Writing: 4.5 Plot: 5 Characters: 5
World building: 5+
“The student wouldn’t stop doing her homework, and it was going to kill her” – a great first line in the best SF book I’ve read this decade!
In 2144, Property is king, bots run the gamut from carpet cleaners to fully conscious beings capable of love, people and bots are subject to indenture laws, and bio technology can keep you alive and young if you can afford it. Enter Judith “Jack” Chen, an IP pirate who has always dreamed of doing “Good Science”. She reverse engineers drugs from Big Pharma in order to finance giving anti-vitals and gene therapy to those in need. Unfortunately, her last money-maker, though correctly reproduced, is killing people and now the International Property Coalition is after her and they have a license to pursue using any means at hand.
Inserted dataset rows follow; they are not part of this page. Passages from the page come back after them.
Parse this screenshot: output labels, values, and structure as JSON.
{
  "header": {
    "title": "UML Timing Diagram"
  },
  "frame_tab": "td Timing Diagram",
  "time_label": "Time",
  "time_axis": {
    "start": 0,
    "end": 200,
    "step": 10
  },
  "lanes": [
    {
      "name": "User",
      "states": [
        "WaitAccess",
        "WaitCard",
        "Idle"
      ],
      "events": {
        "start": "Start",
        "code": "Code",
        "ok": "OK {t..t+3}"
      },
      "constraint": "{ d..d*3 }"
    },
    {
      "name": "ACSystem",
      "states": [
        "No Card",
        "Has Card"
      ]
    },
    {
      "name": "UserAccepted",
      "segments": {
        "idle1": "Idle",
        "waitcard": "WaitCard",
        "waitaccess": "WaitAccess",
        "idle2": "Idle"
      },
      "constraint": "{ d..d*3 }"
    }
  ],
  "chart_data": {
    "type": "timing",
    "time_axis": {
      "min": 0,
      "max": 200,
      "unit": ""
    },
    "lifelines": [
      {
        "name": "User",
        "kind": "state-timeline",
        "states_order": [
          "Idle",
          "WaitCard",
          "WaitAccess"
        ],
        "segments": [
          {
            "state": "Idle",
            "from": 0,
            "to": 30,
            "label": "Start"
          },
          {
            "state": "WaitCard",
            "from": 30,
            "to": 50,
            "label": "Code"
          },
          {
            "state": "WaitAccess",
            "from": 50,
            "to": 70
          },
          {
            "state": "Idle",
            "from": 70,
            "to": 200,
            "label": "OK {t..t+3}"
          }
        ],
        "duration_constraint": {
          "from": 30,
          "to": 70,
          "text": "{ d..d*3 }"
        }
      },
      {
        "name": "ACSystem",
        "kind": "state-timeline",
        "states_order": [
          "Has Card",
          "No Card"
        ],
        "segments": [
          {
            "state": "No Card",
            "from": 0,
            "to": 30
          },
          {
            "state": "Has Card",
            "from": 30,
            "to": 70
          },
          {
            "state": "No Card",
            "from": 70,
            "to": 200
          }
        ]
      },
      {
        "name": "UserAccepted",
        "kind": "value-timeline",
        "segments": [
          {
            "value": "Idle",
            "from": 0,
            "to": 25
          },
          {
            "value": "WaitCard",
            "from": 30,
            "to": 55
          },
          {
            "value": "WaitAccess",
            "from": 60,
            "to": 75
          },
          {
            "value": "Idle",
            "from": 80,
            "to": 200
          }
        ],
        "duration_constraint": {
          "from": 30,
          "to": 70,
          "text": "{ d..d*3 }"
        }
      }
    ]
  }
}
That’s the story line, but the novel is so much more. The two agents sent after Jack are a human (Eliasz) and an advanced military bot (Paladin) with an embedded human brain. Throughout the chase, as Jack tries to engineer a fix and Eliasz and Paladin try to follow her tracks, we are plunged into a fabulous and yet utterly plausible world of the future.
Gender issues, love between different kinds of beings, what it means to be conscious, to have privacy, to be autonomous – these are issues that are explored in depth using the context of a society that has developed AI based beings and legislation to both protect and yet somehow further enslave them. I love when Paladin explores what actions stem from her programming and what from her conscious decision – so applicable to humans as well!
Newitz’ writing flows with such clear descriptions of the physical and networked environment that you slip into the world with no effort, learning a whole new language without struggle. Her characters feel real – each has complex motivations and desires, and each is trying to both survive and do something important in the world into which they have been born. They don’t easily fall into the typical “good guys” and “bad guys” so prevalent in most SF works.
Neal Stephenson says “Autonomous is to biotech and AI what Neuromancer was to the Internet” and I have to say I agree with him. There are plenty of analogies to our social issues but with the extrapolation to a future populated by bots at various levels of consciousness – it’s very hard not to give everything away I’ll stop here and just say – go buy now!